Acaso, pensó, no iría de paseo hoy. Sería la primera vez que no lo diera, excepto por una o dos veces de furiosa ventisca. Pero el que siempre lo hubiese dado, se dijo porfiado, no era razón para que lo diera. Omitiría el paseo y luego bajaría a buscar el correo. Podía emplear el tiempo en hacer las cosas pendientes del día anterior. Los periódicos se hallaban aún amontonados en el escritorio, esperando su lectura. No había escrito en su diario, y había mucho que escribir, pues debía registrar con detalle exactamente lo que había ocurrido, y había habido buena cantidad de sucesos.

Era una regla que se había impuesto desde el primer día que había comenzado a funcionar la estación, la de no dejar nunca el diario. Podía retrasarse a veces un poco en hacerlo, pero el hecho de que se retrasara o estuviese apremiado por el tiempo nunca fue obstáculo para que registrase en él una palabra menos de las que estimaba debía poner para decir todo lo que había que decir.

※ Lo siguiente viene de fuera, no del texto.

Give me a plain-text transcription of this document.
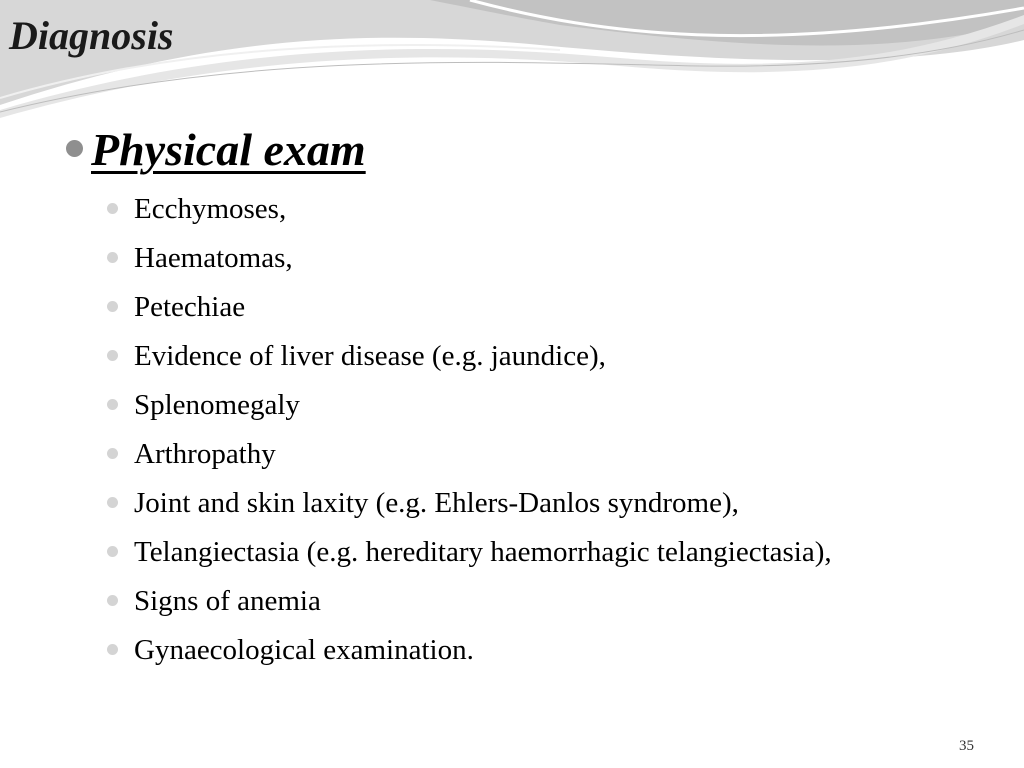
Diagnosis
Physical exam
Ecchymoses,
Haematomas,
Petechiae
Evidence of liver disease (e.g. jaundice),
Splenomegaly
Arthropathy
Joint and skin laxity (e.g. Ehlers-Danlos syndrome),
Telangiectasia (e.g. hereditary haemorrhagic telangiectasia),
Signs of anemia
Gynaecological examination.
35
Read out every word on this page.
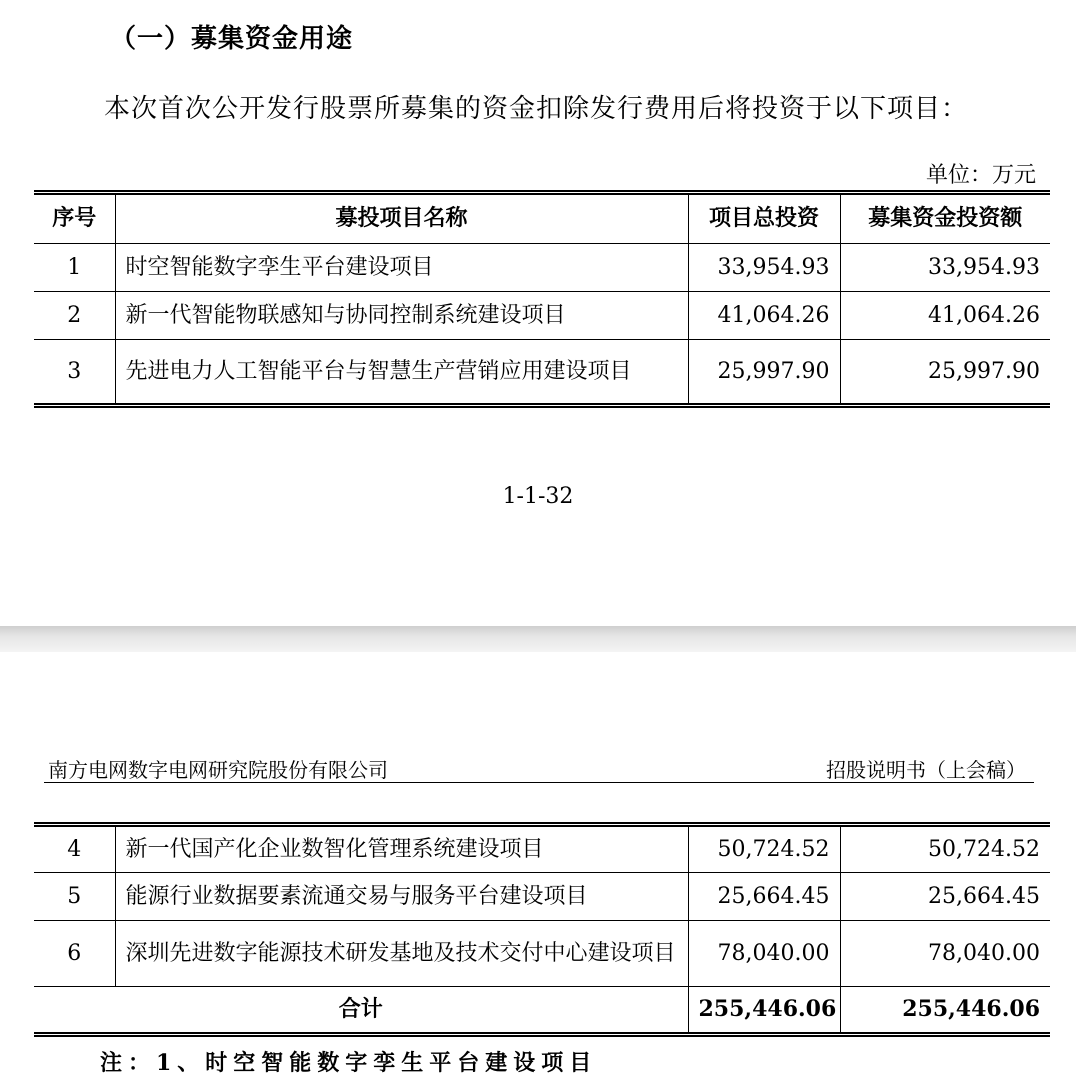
（一）募集资金用途
本次首次公开发行股票所募集的资金扣除发行费用后将投资于以下项目：
单位：万元
序号	募投项目名称	项目总投资	募集资金投资额
1	时空智能数字孪生平台建设项目	33,954.93	33,954.93
2	新一代智能物联感知与协同控制系统建设项目	41,064.26	41,064.26
3	先进电力人工智能平台与智慧生产营销应用建设项目	25,997.90	25,997.90
1-1-32
南方电网数字电网研究院股份有限公司	招股说明书（上会稿）
4	新一代国产化企业数智化管理系统建设项目	50,724.52	50,724.52
5	能源行业数据要素流通交易与服务平台建设项目	25,664.45	25,664.45
6	深圳先进数字能源技术研发基地及技术交付中心建设项目	78,040.00	78,040.00
合计		255,446.06	255,446.06
注：1、时空智能数字孪生平台建设项目
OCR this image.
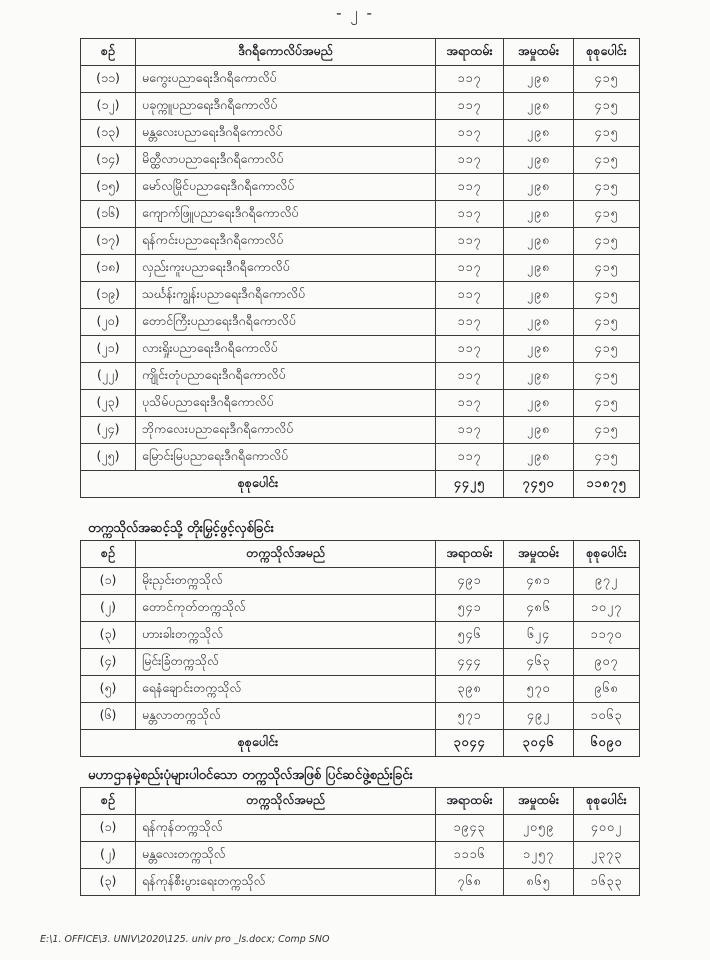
- ၂ -
စဉ်	ဒီဂရီကောလိပ်အမည်	အရာထမ်း	အမှုထမ်း	စုစုပေါင်း
(၁၁)	မကွေးပညာရေးဒီဂရီကောလိပ်	၁၁၇	၂၉၈	၄၁၅
(၁၂)	ပခုက္ကူပညာရေးဒီဂရီကောလိပ်	၁၁၇	၂၉၈	၄၁၅
(၁၃)	မန္တလေးပညာရေးဒီဂရီကောလိပ်	၁၁၇	၂၉၈	၄၁၅
(၁၄)	မိတ္ထီလာပညာရေးဒီဂရီကောလိပ်	၁၁၇	၂၉၈	၄၁၅
(၁၅)	မော်လမြိုင်ပညာရေးဒီဂရီကောလိပ်	၁၁၇	၂၉၈	၄၁၅
(၁၆)	ကျောက်ဖြူပညာရေးဒီဂရီကောလိပ်	၁၁၇	၂၉၈	၄၁၅
(၁၇)	ရန်ကင်းပညာရေးဒီဂရီကောလိပ်	၁၁၇	၂၉၈	၄၁၅
(၁၈)	လှည်းကူးပညာရေးဒီဂရီကောလိပ်	၁၁၇	၂၉၈	၄၁၅
(၁၉)	သင်္ဃန်းကျွန်းပညာရေးဒီဂရီကောလိပ်	၁၁၇	၂၉၈	၄၁၅
(၂၀)	တောင်ကြီးပညာရေးဒီဂရီကောလိပ်	၁၁၇	၂၉၈	၄၁၅
(၂၁)	လားရှိုးပညာရေးဒီဂရီကောလိပ်	၁၁၇	၂၉၈	၄၁၅
(၂၂)	ကျိုင်းတုံပညာရေးဒီဂရီကောလိပ်	၁၁၇	၂၉၈	၄၁၅
(၂၃)	ပုသိမ်ပညာရေးဒီဂရီကောလိပ်	၁၁၇	၂၉၈	၄၁၅
(၂၄)	ဘိုကလေးပညာရေးဒီဂရီကောလိပ်	၁၁၇	၂၉၈	၄၁၅
(၂၅)	မြောင်းမြပညာရေးဒီဂရီကောလိပ်	၁၁၇	၂၉၈	၄၁၅
စုစုပေါင်း		၄၄၂၅	၇၄၅၀	၁၁၈၇၅
တက္ကသိုလ်အဆင့်သို့ တိုးမြှင့်ဖွင့်လှစ်ခြင်း
စဉ်	တက္ကသိုလ်အမည်	အရာထမ်း	အမှုထမ်း	စုစုပေါင်း
(၁)	မိုးညှင်းတက္ကသိုလ်	၄၉၁	၄၈၁	၉၇၂
(၂)	တောင်ကုတ်တက္ကသိုလ်	၅၄၁	၄၈၆	၁၀၂၇
(၃)	ဟားခါးတက္ကသိုလ်	၅၄၆	၆၂၄	၁၁၇၀
(၄)	မြင်းခြံတက္ကသိုလ်	၄၄၄	၄၆၃	၉၀၇
(၅)	ရေနံချောင်းတက္ကသိုလ်	၃၉၈	၅၇၀	၉၆၈
(၆)	မန္တလာတက္ကသိုလ်	၅၇၁	၄၉၂	၁၀၆၃
စုစုပေါင်း		၃၀၄၄	၃၀၄၆	၆၀၉၀
မဟာဌာနမှဲ့စည်းပုံများပါဝင်သော တက္ကသိုလ်အဖြစ် ပြင်ဆင်ဖွဲ့စည်းခြင်း
စဉ်	တက္ကသိုလ်အမည်	အရာထမ်း	အမှုထမ်း	စုစုပေါင်း
(၁)	ရန်ကုန်တက္ကသိုလ်	၁၉၄၃	၂၀၅၉	၄၀၀၂
(၂)	မန္တလေးတက္ကသိုလ်	၁၁၁၆	၁၂၅၇	၂၃၇၃
(၃)	ရန်ကုန်စီးပွားရေးတက္ကသိုလ်	၇၆၈	၈၆၅	၁၆၃၃
E:\1. OFFICE\3. UNIV\2020\125. univ pro _ls.docx; Comp SNO
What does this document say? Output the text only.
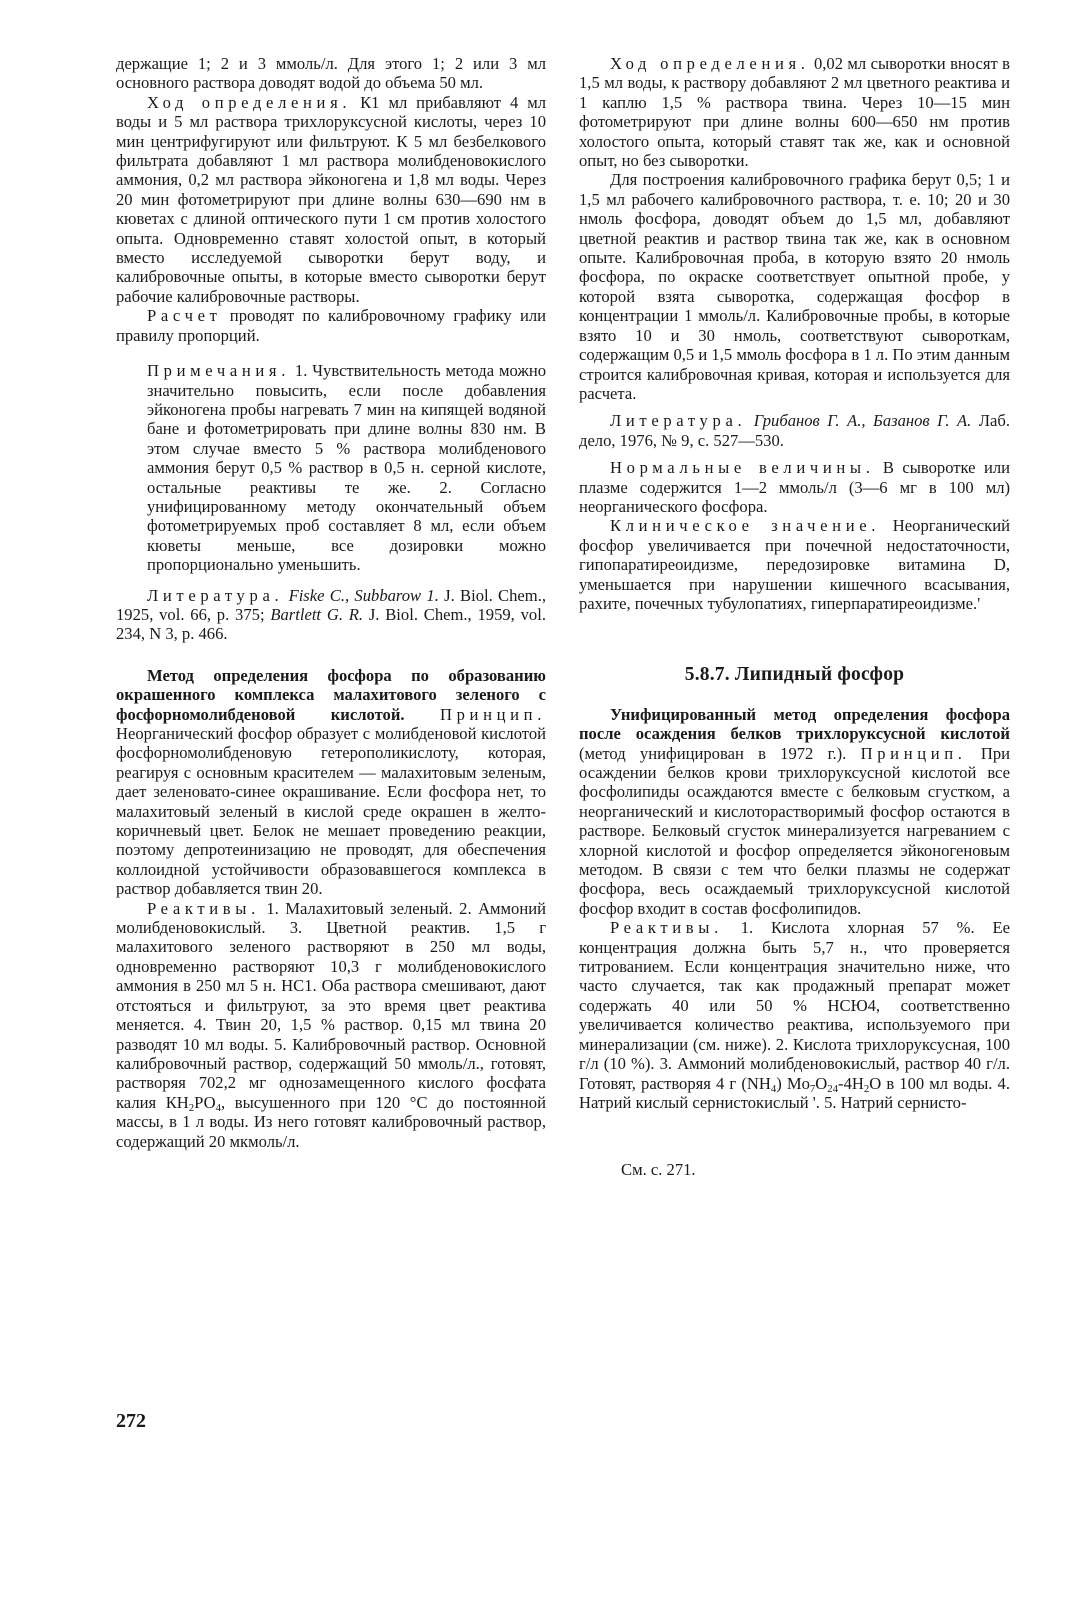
держащие 1; 2 и 3 ммоль/л. Для этого 1; 2 или 3 мл основного раствора доводят водой до объема 50 мл.

Ход определения. К1 мл прибавляют 4 мл воды и 5 мл раствора трихлоруксусной кислоты, через 10 мин центрифугируют или фильтруют. К 5 мл безбелкового фильтрата добавляют 1 мл раствора молибденовокислого аммония, 0,2 мл раствора эйконогена и 1,8 мл воды. Через 20 мин фотометрируют при длине волны 630—690 нм в кюветах с длиной оптического пути 1 см против холостого опыта. Одновременно ставят холостой опыт, в который вместо исследуемой сыворотки берут воду, и калибровочные опыты, в которые вместо сыворотки берут рабочие калибровочные растворы.

Расчет проводят по калибровочному графику или правилу пропорций.

Примечания. 1. Чувствительность метода можно значительно повысить, если после добавления эйконогена пробы нагревать 7 мин на кипящей водяной бане и фотометрировать при длине волны 830 нм. В этом случае вместо 5 % раствора молибденового аммония берут 0,5 % раствор в 0,5 н. серной кислоте, остальные реактивы те же. 2. Согласно унифицированному методу окончательный объем фотометрируемых проб составляет 8 мл, если объем кюветы меньше, все дозировки можно пропорционально уменьшить.

Литература. Fiske C., Subbarow 1. J. Biol. Chem., 1925, vol. 66, p. 375; Bartlett G. R. J. Biol. Chem., 1959, vol. 234, N 3, p. 466.

Метод определения фосфора по образованию окрашенного комплекса малахитового зеленого с фосфорномолибденовой кислотой. Принцип. Неорганический фосфор образует с молибденовой кислотой фосфорномолибденовую гетерополикислоту, которая, реагируя с основным красителем — малахитовым зеленым, дает зеленовато-синее окрашивание. Если фосфора нет, то малахитовый зеленый в кислой среде окрашен в желто-коричневый цвет. Белок не мешает проведению реакции, поэтому депротеинизацию не проводят, для обеспечения коллоидной устойчивости образовавшегося комплекса в раствор добавляется твин 20.

Реактивы. 1. Малахитовый зеленый. 2. Аммоний молибденовокислый. 3. Цветной реактив. 1,5 г малахитового зеленого растворяют в 250 мл воды, одновременно растворяют 10,3 г молибденовокислого аммония в 250 мл 5 н. НС1. Оба раствора смешивают, дают отстояться и фильтруют, за это время цвет реактива меняется. 4. Твин 20, 1,5 % раствор. 0,15 мл твина 20 разводят 10 мл воды. 5. Калибровочный раствор. Основной калибровочный раствор, содержащий 50 ммоль/л., готовят, растворяя 702,2 мг однозамещенного кислого фосфата калия $КН_2РО_4$, высушенного при 120 °С до постоянной массы, в 1 л воды. Из него готовят калибровочный раствор, содержащий 20 мкмоль/л.

Ход определения. 0,02 мл сыворотки вносят в 1,5 мл воды, к раствору добавляют 2 мл цветного реактива и 1 каплю 1,5 % раствора твина. Через 10—15 мин фотометрируют при длине волны 600—650 нм против холостого опыта, который ставят так же, как и основной опыт, но без сыворотки.

Для построения калибровочного графика берут 0,5; 1 и 1,5 мл рабочего калибровочного раствора, т. е. 10; 20 и 30 нмоль фосфора, доводят объем до 1,5 мл, добавляют цветной реактив и раствор твина так же, как в основном опыте. Калибровочная проба, в которую взято 20 нмоль фосфора, по окраске соответствует опытной пробе, у которой взята сыворотка, содержащая фосфор в концентрации 1 ммоль/л. Калибровочные пробы, в которые взято 10 и 30 нмоль, соответствуют сывороткам, содержащим 0,5 и 1,5 ммоль фосфора в 1 л. По этим данным строится калибровочная кривая, которая и используется для расчета.

Литература. Грибанов Г. А., Базанов Г. А. Лаб. дело, 1976, № 9, с. 527—530.

Нормальные величины. В сыворотке или плазме содержится 1—2 ммоль/л (3—6 мг в 100 мл) неорганического фосфора.

Клиническое значение. Неорганический фосфор увеличивается при почечной недостаточности, гипопаратиреоидизме, передозировке витамина D, уменьшается при нарушении кишечного всасывания, рахите, почечных тубулопатиях, гиперпаратиреоидизме.'

5.8.7. Липидный фосфор

Унифицированный метод определения фосфора после осаждения белков трихлоруксусной кислотой (метод унифицирован в 1972 г.). Принцип. При осаждении белков крови трихлоруксусной кислотой все фосфолипиды осаждаются вместе с белковым сгустком, а неорганический и кислоторастворимый фосфор остаются в растворе. Белковый сгусток минерализуется нагреванием с хлорной кислотой и фосфор определяется эйконогеновым методом. В связи с тем что белки плазмы не содержат фосфора, весь осаждаемый трихлоруксусной кислотой фосфор входит в состав фосфолипидов.

Реактивы. 1. Кислота хлорная 57 %. Ее концентрация должна быть 5,7 н., что проверяется титрованием. Если концентрация значительно ниже, что часто случается, так как продажный препарат может содержать 40 или 50 % НСЮ4, соответственно увеличивается количество реактива, используемого при минерализации (см. ниже). 2. Кислота трихлоруксусная, 100 г/л (10 %). 3. Аммоний молибденовокислый, раствор 40 г/л. Готовят, растворяя 4 г $(NH_4)$ $Mo_7O_{24}-4H_2O$ в 100 мл воды. 4. Натрий кислый сернистокислый '. 5. Натрий сернисто-

См. с. 271.

272
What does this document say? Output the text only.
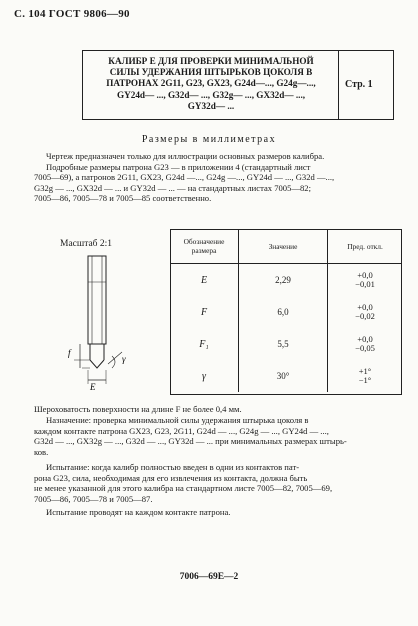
С. 104 ГОСТ 9806—90
КАЛИБР Е ДЛЯ ПРОВЕРКИ МИНИМАЛЬНОЙ
СИЛЫ УДЕРЖАНИЯ ШТЫРЬКОВ ЦОКОЛЯ В
ПАТРОНАХ 2G11, G23, GX23, G24d—..., G24g—...,
GY24d— ..., G32d— ..., G32g— ..., GX32d— ...,
GY32d— ...
Стр. 1
Размеры в миллиметрах
Чертеж предназначен только для иллюстрации основных размеров калибра.
Подробные размеры патрона G23 — в приложении 4 (стандартный лист
7005—69), а патронов 2G11, GX23, G24d —..., G24g —..., GY24d — ..., G32d —...,
G32g — ..., GX32d — ... и GY32d — ... — на стандартных листах 7005—82;
7005—86, 7005—78 и 7005—85 соответственно.
Масштаб 2:1
f
E
γ
Обозначение размера	Значение	Пред. откл.
E	2,29	+0,0
−0,01

F	6,0	+0,0
−0,02

F₁	5,5	+0,0
−0,05

γ	30°	+1°
−1°
Шероховатость поверхности на длине F не более 0,4 мм.
Назначение: проверка минимальной силы удержания штырька цоколя в
каждом контакте патрона GX23, G23, 2G11, G24d — ..., G24g — ..., GY24d — ...,
G32d — ..., GX32g — ..., G32d — ..., GY32d — ... при минимальных размерах штырь-
ков.
Испытание: когда калибр полностью введен в одни из контактов пат-
рона G23, сила, необходимая для его извлечения из контакта, должна быть
не менее указанной для этого калибра на стандартном листе 7005—82, 7005—69,
7005—86, 7005—78 и 7005—87.
Испытание проводят на каждом контакте патрона.
7006—69Е—2
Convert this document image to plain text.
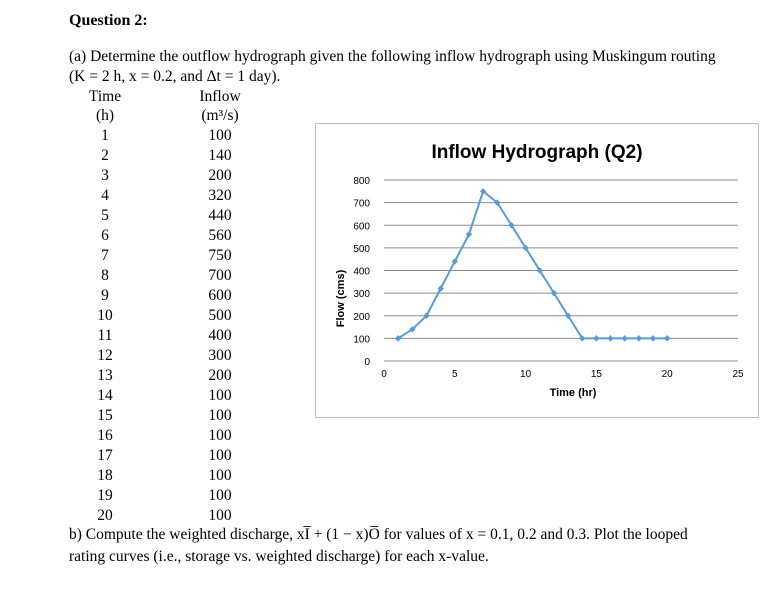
Question 2:
(a) Determine the outflow hydrograph given the following inflow hydrograph using Muskingum routing
(K = 2 h, x = 0.2, and Δt = 1 day).
Time
(h)
Inflow
(m³/s)
1	100
2	140
3	200
4	320
5	440
6	560
7	750
8	700
9	600
10	500
11	400
12	300
13	200
14	100
15	100
16	100
17	100
18	100
19	100
20	100
Inflow Hydrograph (Q2)
0
100
200
300
400
500
600
700
800
0	5	10	15	20	25
Time (hr)
Flow (cms)
b) Compute the weighted discharge, xI̅ + (1 − x)O̅ for values of x = 0.1, 0.2 and 0.3. Plot the looped
rating curves (i.e., storage vs. weighted discharge) for each x-value.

Miró a través de la habitación a las largas hileras de registros que estaban apilados en las estanterías y pensó, con orgullo y satisfacción, en lo completo de aquel archivo. Casi una centuria de escritura se hallaba entre las cubiertas de aquellos libros, y ni un solo día había sido pasado por alto.

Allí estaba su legado —pensó—. Allí su donación al mundo; aquélla sería su entrada sin trabas de nuevo en la raza humana; allí estaba cuanto había visto y oído y pensado durante casi cien años de asociación con aquellos pueblos alienígenas de la Galaxia.

Mirando a las hileras de libros, volvieron a asaltarle en tropel los interrogantes que había apartado a un lado, no cabiendo esta vez resistirlos. Durante un breve espacio de tiempo los había mantenido a raya, el poco tiempo que necesitó para despejar su cerebro y desentumecer su cuerpo, vivificándolo de nuevo. Ahora no luchó contra ellos. Los aceptó, pues no los escabullía.

Puso los huevos de la sartén en el plato, tomó la cafetera y sentóse a desayunar.

Miró de nuevo su reloj.

Tenía tiempo aún para dar su paseo cotidiano.

XXV

El hombre del ginseng estaba esperando en el manantial.

Enoch lo vio desde alguna distancia del sendero, y se preguntó, con rápido relampagueo de enojo, si podía estar esperándole allí para decirle que no podía devolver el cadáver del hazer, que algo había sucedido, que se había topado con inesperadas dificultades.

Y pensándolo, Enoch recordó cómo la noche anterior había amenazado con matar a cualquiera que impidiese el retorno del cadáver. Acaso no había sido acertado decir eso —se dijo—. Se preguntó si podía decidirse a matar a un hombre; no sería el primero a quien hubiese matado nunca… pero eso había ocurrido hace mucho tiempo, y había sido cuestión de matar o ser matado.